Esta mesa contou ainda com o trabalho do pesquisador Gustavo Miranda (Chile) sobre a relação entre música e os partidos comunistas no período da década de 1970. O argumento central dessa apresentação foi o de observar como, a partir da musicalidade, é possível entender o cultural e o processo de construção de militância política. Apresentou essa relação a partir da análise de dois selos discográficos relacionados aos partidos comunistas do Chile e do Uruguai evidenciando como a relação musical extrapolou a partidária na criação de vínculos entre os dois países. Por uma dificuldade particular de não conseguir entender bem o autor em sua pronúncia, perdi um pouco da apresentação e de como se estabeleceu aí a música produzida por estes selos nessa relação política com o partido comunista.

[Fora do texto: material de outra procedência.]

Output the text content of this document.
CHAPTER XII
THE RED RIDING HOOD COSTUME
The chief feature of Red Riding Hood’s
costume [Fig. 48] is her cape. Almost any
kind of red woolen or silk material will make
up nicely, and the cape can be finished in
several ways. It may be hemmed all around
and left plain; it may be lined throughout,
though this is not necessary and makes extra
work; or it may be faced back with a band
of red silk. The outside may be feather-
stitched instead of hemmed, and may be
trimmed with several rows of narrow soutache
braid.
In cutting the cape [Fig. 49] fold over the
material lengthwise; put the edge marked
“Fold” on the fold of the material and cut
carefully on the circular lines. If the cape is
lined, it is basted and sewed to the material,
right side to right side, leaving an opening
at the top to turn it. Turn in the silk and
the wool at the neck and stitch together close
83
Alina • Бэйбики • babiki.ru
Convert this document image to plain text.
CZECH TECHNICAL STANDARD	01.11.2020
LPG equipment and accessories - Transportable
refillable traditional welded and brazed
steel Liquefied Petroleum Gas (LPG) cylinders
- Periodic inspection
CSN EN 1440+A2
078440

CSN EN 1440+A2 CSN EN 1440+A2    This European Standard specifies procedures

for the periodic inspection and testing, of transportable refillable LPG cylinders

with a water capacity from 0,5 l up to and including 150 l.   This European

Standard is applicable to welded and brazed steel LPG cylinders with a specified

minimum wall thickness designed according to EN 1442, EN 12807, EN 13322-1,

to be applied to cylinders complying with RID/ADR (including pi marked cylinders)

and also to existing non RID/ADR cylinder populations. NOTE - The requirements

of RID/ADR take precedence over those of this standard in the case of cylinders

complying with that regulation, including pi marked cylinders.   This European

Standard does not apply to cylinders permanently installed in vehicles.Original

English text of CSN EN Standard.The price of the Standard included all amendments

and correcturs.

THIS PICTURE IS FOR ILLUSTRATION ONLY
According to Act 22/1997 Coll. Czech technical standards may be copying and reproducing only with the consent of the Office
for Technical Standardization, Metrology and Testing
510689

A segunda mesa do dia focou em processos de produção cultural e espaço urbano apresentando distintas pesquisas que iam desde a análise da imagética urbana do graffitti e sua relação com um imaginário social mais amplo em Valparaíso, até uma pesquisa de cunho mais intervencionista sobre produtores culturais em bairros periféricos de Santiago. Começando pela segunda, se trata de um projeto realizado em conjunto com a Corporação de Cultura do bairro Independência, periferia de Santiago. A apresentadora, Dayenú Miza (Chile), é moradora do bairro e participa da corporação, a qual iniciou um processo de pesquisa para mapear os produtores culturais locais e dar suporte às suas ações. A autora apresentou um estudo de cunho exploratório realizado com a comunidade de produtores locais do bairro o qual deu a conhecer o perfil destes. Chamou a atenção o dado sobre estrangeiros na comunidade, um número bastante significativo do total de moradores. A pesquisa e a Corporação são parte de um movimento de articulação comunitária e de visibilização política e cultural que, ao parecer, são bastante importantes no contexto de poucas políticas públicas para a cultura em Santiago (e no Chile, de maneira geral). E também aparece como um instrumento de luta urbana em que os bairros periféricos passam a autogerir-se para lutar contra o abandono institucional que os lança na precariedade, tornando os moradores destes lugares agentes ativos num processo de construção de redes e de revalorização do seu espaço urbano. Não ficou claro para mim em que estágio esse projeto está, nem que resultados efetivos tem alcançado nessa construção coletiva de visibilidade e produção cultural, mas o objetivo de articulação é claro e me parece uma importante pauta política a ser discutida: empoderamento e articulação de comunidades para enfrentar a máquina de produção de precariedade e invisibilidade do neoliberalismo.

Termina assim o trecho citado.